Maciej Stachowiak wrote:

> I guess I like the idea of ad-hoc groups; perhaps we should look at
> the way the IETF sets up working groups, as their process works
> well.

That's pretty simple and straigthforward:

   The actual technical work of the IETF is done in its working groups. To
   become a participant in the IETF, one merely becomes active in one or
   more working groups by asking to be added to the WG's mailing list.

The whole page is at Although I'd be
more interested in cases when the IETF process didn't work out well.

> I think the IETF also has an overall body that reviews the work of
> working groups, but perhaps that is not necessary in our case.

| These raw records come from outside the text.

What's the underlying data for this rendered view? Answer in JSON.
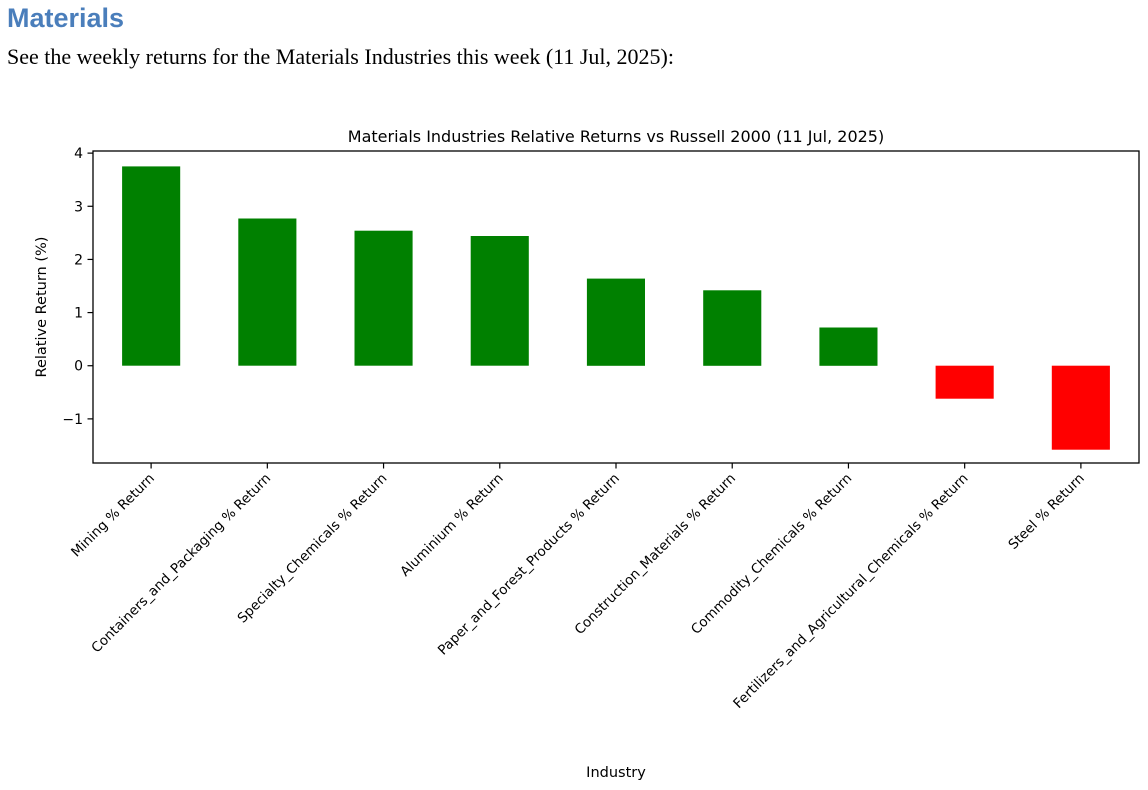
{
  "page": {
    "heading": "Materials",
    "intro": "See the weekly returns for the Materials Industries this week (11 Jul, 2025):"
  },
  "colors": {
    "heading_blue": "#4a7ebb",
    "positive_bar": "#008000",
    "negative_bar": "#ff0000",
    "axis": "#000000",
    "background": "#ffffff"
  },
  "chart_data": {
    "type": "bar",
    "title": "Materials Industries Relative Returns vs Russell 2000 (11 Jul, 2025)",
    "xlabel": "Industry",
    "ylabel": "Relative Return (%)",
    "categories": [
      "Mining % Return",
      "Containers_and_Packaging % Return",
      "Specialty_Chemicals % Return",
      "Aluminium % Return",
      "Paper_and_Forest_Products % Return",
      "Construction_Materials % Return",
      "Commodity_Chemicals % Return",
      "Fertilizers_and_Agricultural_Chemicals % Return",
      "Steel % Return"
    ],
    "values": [
      3.75,
      2.77,
      2.54,
      2.44,
      1.64,
      1.42,
      0.72,
      -0.62,
      -1.58
    ],
    "yticks": [
      4,
      3,
      2,
      1,
      0,
      -1
    ],
    "ylim": [
      -1.83,
      4.04
    ],
    "x_tick_rotation": 45,
    "grid": false,
    "legend": "none",
    "positive_color": "#008000",
    "negative_color": "#ff0000"
  }
}
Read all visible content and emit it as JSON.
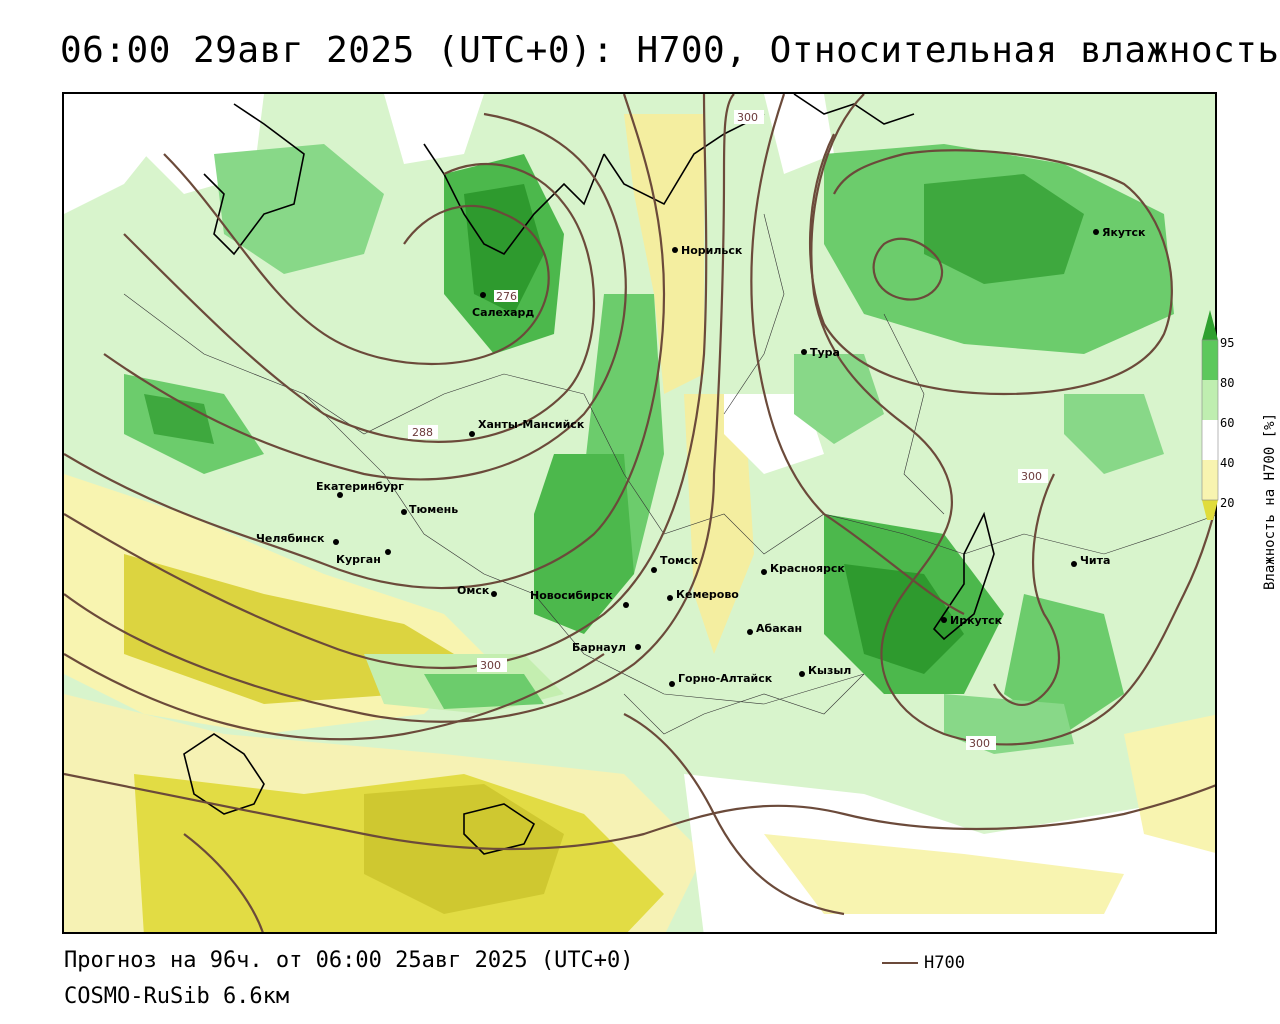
{
  "title": "06:00 29авг 2025 (UTC+0): H700, Относительная влажность",
  "footer": {
    "forecast": "Прогноз на 96ч. от 06:00 25авг 2025 (UTC+0)",
    "model": "COSMO-RuSib 6.6км"
  },
  "legend": {
    "contour_label": "H700",
    "contour_color": "#6b4a3a"
  },
  "colorbar": {
    "title": "Влажность на H700 [%]",
    "ticks": [
      "95",
      "80",
      "60",
      "40",
      "20"
    ],
    "colors": {
      "dark_green": "#2ea02e",
      "green": "#5cc85c",
      "light_green": "#bfeeb0",
      "white": "#ffffff",
      "light_yellow": "#f8f4b0",
      "yellow": "#e0dc3c",
      "olive": "#c8c030"
    }
  },
  "cities": [
    {
      "name": "Салехард"
    },
    {
      "name": "Норильск"
    },
    {
      "name": "Якутск"
    },
    {
      "name": "Тура"
    },
    {
      "name": "Ханты-Мансийск"
    },
    {
      "name": "Екатеринбург"
    },
    {
      "name": "Тюмень"
    },
    {
      "name": "Челябинск"
    },
    {
      "name": "Курган"
    },
    {
      "name": "Омск"
    },
    {
      "name": "Новосибирск"
    },
    {
      "name": "Томск"
    },
    {
      "name": "Кемерово"
    },
    {
      "name": "Красноярск"
    },
    {
      "name": "Абакан"
    },
    {
      "name": "Барнаул"
    },
    {
      "name": "Горно-Алтайск"
    },
    {
      "name": "Кызыл"
    },
    {
      "name": "Иркутск"
    },
    {
      "name": "Чита"
    }
  ],
  "contour_labels": [
    "300",
    "276",
    "288",
    "300",
    "300",
    "300"
  ]
}
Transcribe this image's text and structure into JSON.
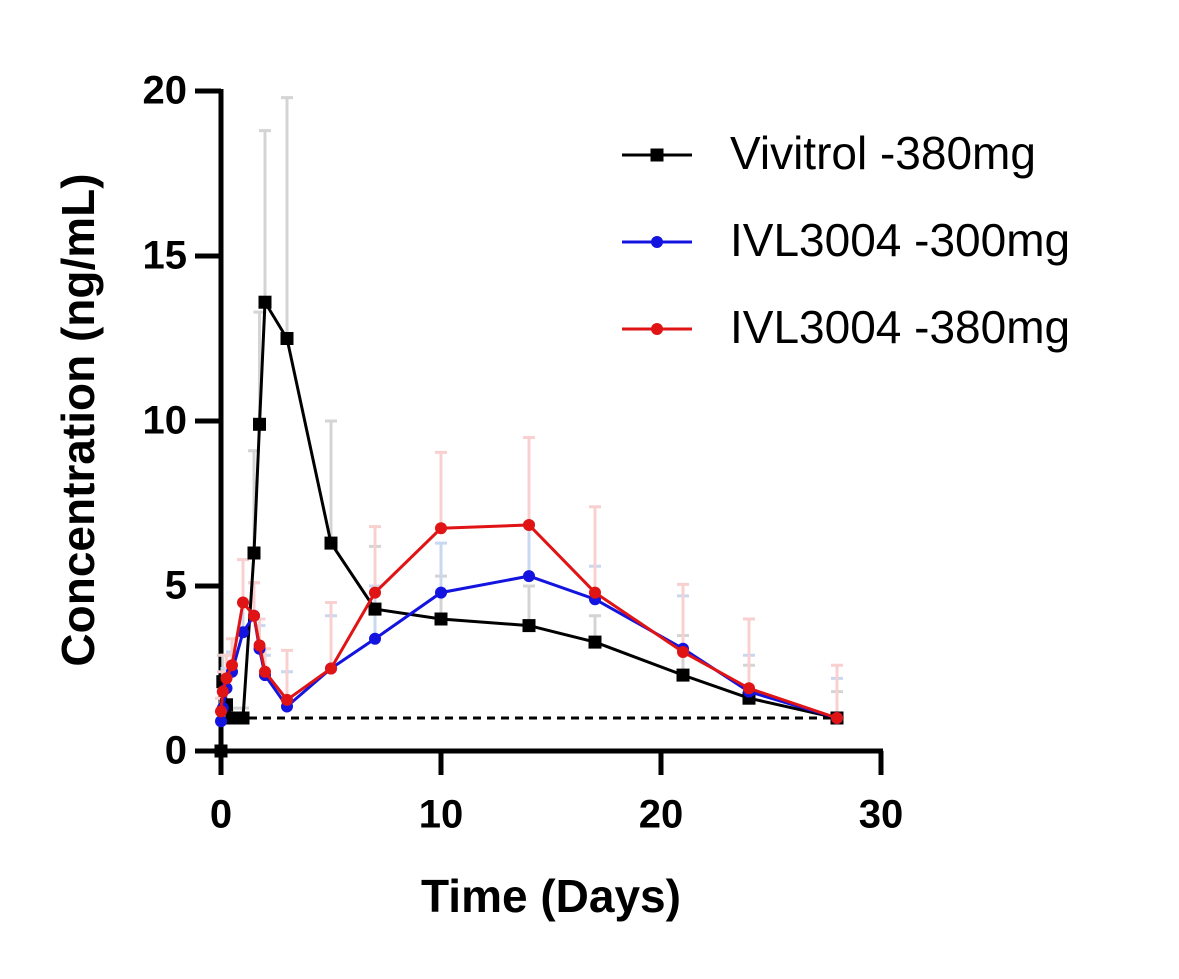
{
  "chart_data": {
    "type": "line",
    "x_label": "Time (Days)",
    "y_label": "Concentration (ng/mL)",
    "x": [
      0,
      0.083,
      0.25,
      0.5,
      1,
      1.5,
      1.75,
      2,
      3,
      5,
      7,
      10,
      14,
      17,
      21,
      24,
      28
    ],
    "series": [
      {
        "name": "Vivitrol -380mg",
        "color": "#000000",
        "error_color": "#d4d4d4",
        "marker": "square",
        "values": [
          0,
          2.1,
          1.4,
          1.0,
          1.0,
          6.0,
          9.9,
          13.6,
          12.5,
          6.3,
          4.3,
          4.0,
          3.8,
          3.3,
          2.3,
          1.6,
          1.0
        ],
        "errors": [
          0,
          0.8,
          0.5,
          0.3,
          0.3,
          3.1,
          3.4,
          5.2,
          7.3,
          3.7,
          1.9,
          1.3,
          1.2,
          0.8,
          1.2,
          1.0,
          0.8
        ]
      },
      {
        "name": "IVL3004 -300mg",
        "color": "#1414e0",
        "error_color": "#c8d8f0",
        "marker": "circle",
        "values": [
          0.9,
          1.3,
          1.9,
          2.4,
          3.6,
          4.1,
          3.1,
          2.3,
          1.35,
          2.5,
          3.4,
          4.8,
          5.3,
          4.6,
          3.1,
          1.8,
          1.0
        ],
        "errors": [
          0.3,
          0.5,
          0.6,
          0.6,
          0.9,
          1.0,
          0.7,
          0.6,
          1.05,
          1.6,
          1.6,
          1.5,
          1.6,
          1.0,
          1.6,
          1.1,
          1.2
        ]
      },
      {
        "name": "IVL3004 -380mg",
        "color": "#e01414",
        "error_color": "#f8d0d0",
        "marker": "circle",
        "values": [
          1.2,
          1.8,
          2.2,
          2.6,
          4.5,
          4.1,
          3.2,
          2.4,
          1.55,
          2.5,
          4.8,
          6.75,
          6.85,
          4.8,
          3.0,
          1.9,
          1.0
        ],
        "errors": [
          0.4,
          0.6,
          0.7,
          0.8,
          1.3,
          1.0,
          0.8,
          0.7,
          1.5,
          2.0,
          2.0,
          2.3,
          2.65,
          2.6,
          2.05,
          2.1,
          1.6
        ]
      }
    ],
    "reference_line": {
      "y": 1,
      "x": [
        0,
        28
      ]
    },
    "xlim": [
      0,
      30
    ],
    "xticks": [
      0,
      10,
      20,
      30
    ],
    "ylim": [
      0,
      20
    ],
    "yticks": [
      0,
      5,
      10,
      15,
      20
    ],
    "grid": false,
    "legend": "top-right"
  }
}
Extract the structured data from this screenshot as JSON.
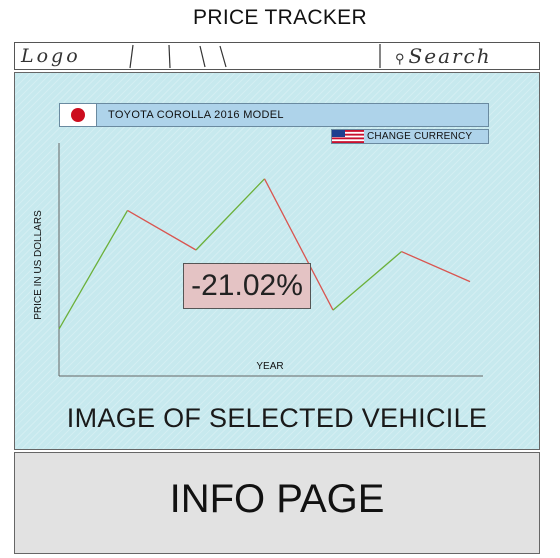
{
  "header": {
    "title": "PRICE TRACKER"
  },
  "nav": {
    "logo": "Logo",
    "search": "Search",
    "search_icon": "magnifier-sketch-icon"
  },
  "vehicle": {
    "title": "TOYOTA COROLLA 2016 MODEL",
    "flag_icon": "japan-flag-icon",
    "currency_button": "CHANGE CURRENCY",
    "currency_flag_icon": "us-flag-icon"
  },
  "chart_data": {
    "type": "line",
    "xlabel": "YEAR",
    "ylabel": "PRICE IN US DOLLARS",
    "x": [
      0,
      1,
      2,
      3,
      4,
      5,
      6
    ],
    "values": [
      5,
      80,
      55,
      100,
      17,
      54,
      35
    ],
    "ylim": [
      0,
      110
    ],
    "grid": false,
    "segment_colors": {
      "up": "#6bb03a",
      "down": "#d95550"
    }
  },
  "change": {
    "value": "-21.02%"
  },
  "main": {
    "image_label": "IMAGE OF SELECTED VEHICILE"
  },
  "info": {
    "label": "INFO PAGE"
  },
  "colors": {
    "panel_bg": "#c7e9ee",
    "bar_bg": "#aed3ea",
    "badge_bg": "#e4c3c4",
    "info_bg": "#e2e2e2"
  }
}
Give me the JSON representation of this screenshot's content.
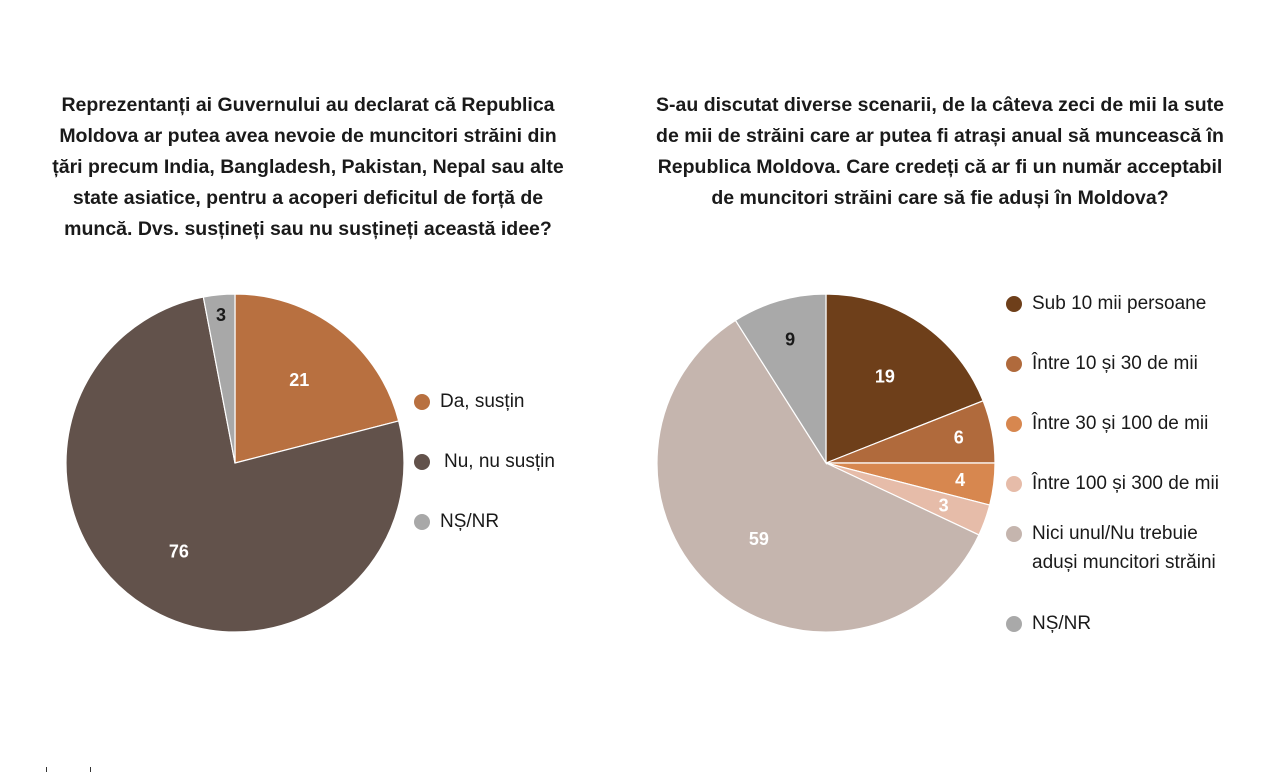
{
  "charts": [
    {
      "id": "left",
      "chart_data": {
        "type": "pie",
        "title": "Reprezentanți ai Guvernului au declarat că Republica Moldova ar putea avea nevoie de muncitori străini din țări precum India, Bangladesh, Pakistan, Nepal sau alte state asiatice, pentru a acoperi deficitul de forță de muncă. Dvs. susțineți sau nu susțineți această idee?",
        "title_lines": [
          "Reprezentanți ai Guvernului au declarat că Republica",
          "Moldova ar putea avea nevoie de muncitori străini din",
          "țări precum India, Bangladesh, Pakistan, Nepal sau alte",
          "state asiatice, pentru a acoperi deficitul de forță de",
          "muncă. Dvs. susțineți sau nu susțineți această idee?"
        ],
        "categories": [
          "Da, susțin",
          "Nu, nu susțin",
          "NȘ/NR"
        ],
        "values": [
          21,
          76,
          3
        ],
        "colors": [
          "#B87040",
          "#62524B",
          "#A8A8A8"
        ],
        "label_colors": [
          "#ffffff",
          "#ffffff",
          "#1a1a1a"
        ],
        "legend_position": "right"
      }
    },
    {
      "id": "right",
      "chart_data": {
        "type": "pie",
        "title": "S-au discutat diverse scenarii, de la câteva zeci de mii la sute de mii de străini care ar putea fi atrași anual să muncească în Republica Moldova. Care credeți că ar fi un număr acceptabil de muncitori străini care să fie aduși în Moldova?",
        "title_lines": [
          "S-au discutat diverse scenarii, de la câteva zeci de mii la sute",
          "de mii de străini care ar putea fi atrași anual să muncească în",
          "Republica Moldova. Care credeți că ar fi un număr acceptabil",
          "de muncitori străini care să fie aduși în Moldova?"
        ],
        "categories": [
          "Sub 10 mii persoane",
          "Între 10 și 30 de mii",
          "Între 30 și 100 de mii",
          "Între 100 și 300 de mii",
          "Nici unul/Nu trebuie aduși muncitori străini",
          "NȘ/NR"
        ],
        "legend_lines": [
          [
            "Sub 10 mii persoane"
          ],
          [
            "Între 10 și 30 de mii"
          ],
          [
            "Între 30 și 100 de mii"
          ],
          [
            "Între 100 și 300 de mii"
          ],
          [
            "Nici unul/Nu trebuie",
            "aduși muncitori străini"
          ],
          [
            "NȘ/NR"
          ]
        ],
        "values": [
          19,
          6,
          4,
          3,
          59,
          9
        ],
        "colors": [
          "#6E3F1A",
          "#B06A3C",
          "#D7874F",
          "#E6BCA9",
          "#C5B5AE",
          "#A9A9A9"
        ],
        "label_colors": [
          "#ffffff",
          "#ffffff",
          "#ffffff",
          "#ffffff",
          "#ffffff",
          "#1a1a1a"
        ],
        "legend_position": "right"
      }
    }
  ]
}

There are differences between IETF and Gnome. "It's not possible to
implement at all" would be a valid reason against some IETF specification,
but "it's not possible to implement until our next release" would not. And
Gnome project would have to look at the timeline for the implementation.
I hope that "the maintainer has the final word" provision would take care
of this.

A note about bureaucracy (perceived or real): the good thing about writing
proposals like this is that the implementation decisions would be
documented. Once the code is written, one can read it and see how it
works, but it's very hard to find out why the particular implementation
strategy was chosen. In case the implementation has to be changed, this
documentation would be very helpful. It would also be very helpful for the
new people joining the project. Or the old hands who want to start working
on existing module, on which they never worked before. It might also be
helpful for sysadmins who just want to use Gnome and perhaps customize it
a bit.

But it's a trade-off. If people have to write the documentation, they
can't write the code at the same time. Whether it's a good trade-off or
not is a matter of personal opinion, I think.

BTW, I have a small addition for the RFP document. When the final version of
RFP is made (whatever the status may be), it should have the information
about the actual discussion: the mailing list name, pointer to the
archive, starting and ending dates (approximately). Maybe even the subject
lines, if it would be difficult to locate the relevant articles in the
archive for some reason. Rationale: RFP should be a good summary, but 
people who need to know more than that should have an easy way to locate
articles with the relevant discussion.

 .-.   .-.    Are you crying?  No, I'm bleeding.